Bei den Webinaren zu akustischen Navigations- und Informationssystemen, die am 10., 18. und 27. November 2020 stattfanden, kamen viele Experten zusammen – sowohl aus Institutionen der EBU, als auch Entwickler einer Organisation für Blinde und Sehbehinderte sowie Hersteller, die schon seit Jahren auf diesem Gebiet tätig sind und somit ein Umfassendes Verständnis dafür haben, was die echten Bedürfnisse unserer Gemeinschaft sind.

Die Geschichte akustischer Systeme, die blinde und sehbehinderte Menschen zu einem gewissen Grad im Alltag unterstützen, reicht sehr weit zurück – dies hängt aber auch von der Komplexität der installierten Komponenten ab.

Lesen Sie nun den Beitrag von Prof. Altinsoy zur Anwendung und Umsetzung akustischer Warnsysteme geräuscharmer Fahrzeuge.

AVAS – von einer erfolgreichen Gesetzgebung hin zur erfolgreichen Umsetzung und nächste Schritte

Von Prof. Ercan Altinsoy, Lehrstuhl für Akustik und Haptik, Technische Universität Dresden

In unserem Alltag spielt das Gehör eine wichtige Rolle und ermöglicht uns die Interaktion mit unserer Umwelt, Objekten und anderen Personen. Schallsignale liefern uns verschiedene Informationen. Daher spielen das Gehör und Fahrzeuggeräusche eine wichtige Rolle für die Verkehrssicherheit. Dafür ist das rechtzeitige Erkennen von Fahrzeugen durch Fußgänger Voraussetzung. Elektrofahrzeuge bewegen sich jedoch bis zu einer Geschwindigkeit von 20 km/h nahezu geräuschlos. Um dieses Risiko für alle Verkehrsteilnehmer, insbesondere für Kinder, sehbehinderte und ältere Menschen sowie Radfahrer, zu verringern, sollten leise Fahrzeuge künstlich erzeugte Geräusche abgeben. Zu diesem Zweck wurden bereits von verschiedenen nationalen und internationalen Behörden Standards hinsichtlich des Geräuschcharakters definiert. Die Regelung der Wirtschaftskommission für Europa der Vereinten Nationen (UN-Regelung Nr. 138 - ECE/TRANS/WP.29/2016/26) und der US-amerikanische Federal Motor Vehicle Safety Standard (FMVSS) 141 sind zwei der bekanntesten Beispiele dafür.

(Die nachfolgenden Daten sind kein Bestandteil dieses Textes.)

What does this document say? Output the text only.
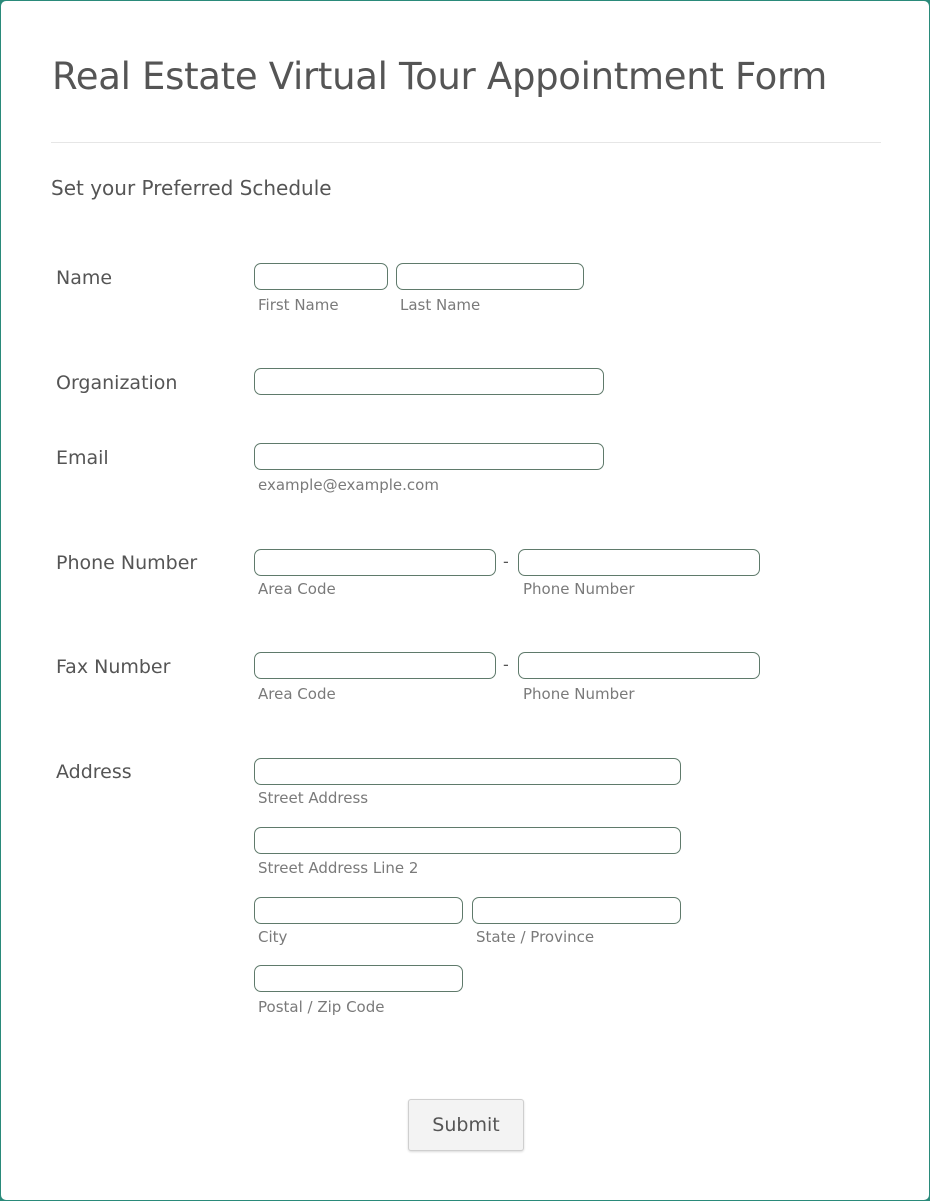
Real Estate Virtual Tour Appointment Form
Set your Preferred Schedule
Name
First Name	Last Name
Organization
Email
example@example.com
Phone Number	-
Area Code	Phone Number
Fax Number	-
Area Code	Phone Number
Address
Street Address
Street Address Line 2
City	State / Province
Postal / Zip Code
Submit
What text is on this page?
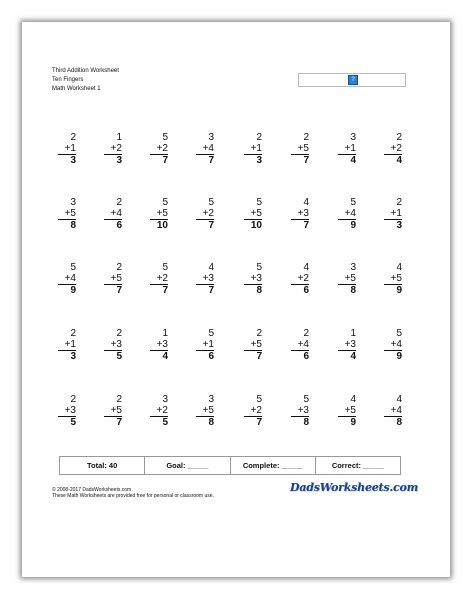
Third Addition Worksheet
Ten Fingers
Math Worksheet 1
?
2
+1
3
1
+2
3
5
+2
7
3
+4
7
2
+1
3
2
+5
7
3
+1
4
2
+2
4
3
+5
8
2
+4
6
5
+5
10
5
+2
7
5
+5
10
4
+3
7
5
+4
9
2
+1
3
5
+4
9
2
+5
7
5
+2
7
4
+3
7
5
+3
8
4
+2
6
3
+5
8
4
+5
9
2
+1
3
2
+3
5
1
+3
4
5
+1
6
2
+5
7
2
+4
6
1
+3
4
5
+4
9
2
+3
5
2
+5
7
3
+2
5
3
+5
8
5
+2
7
5
+3
8
4
+5
9
4
+4
8
Total: 40	Goal: _____	Complete: _____	Correct: _____
© 2008-2017 DadsWorksheets.com
These Math Worksheets are provided free for personal or classroom use.
DadsWorksheets.com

Die Gesetzgebungen definieren den minimalen A-bewerteten Schalldruckpegel pro 1/3-Oktavband. Obwohl die Ergebnisse mehrerer wissenschaftlicher Studien bei der Erstellung der oben genannten Normen berücksichtigt wurden, werden wir erst in den nächsten Jahren erfahren, ob die geforderten Schalldruckpegel die beabsichtigte Verkehrssicherheit gewährleisten. Das Sammeln von Erfahrungen mit den definierten Mindestschallpegelanforderungen gerade bei sehr lauten Verkehrssituationen ist sehr wichtig. Alle Automobilhersteller und Zulieferer haben erfolgreiche technische Lösungen für die Umsetzung von AVAS entwickelt. Gleichzeitig werden einige technische Probleme auch in naher Zukunft noch von Bedeutung sein. Einige dieser technischen Probleme sind Richtcharakteristik, Frequenzgang- und Empfindlichkeitsschwankungen sowie die Platzierung des Lautsprechers. Der wichtigste Aspekt ist jedoch das Sounddesign.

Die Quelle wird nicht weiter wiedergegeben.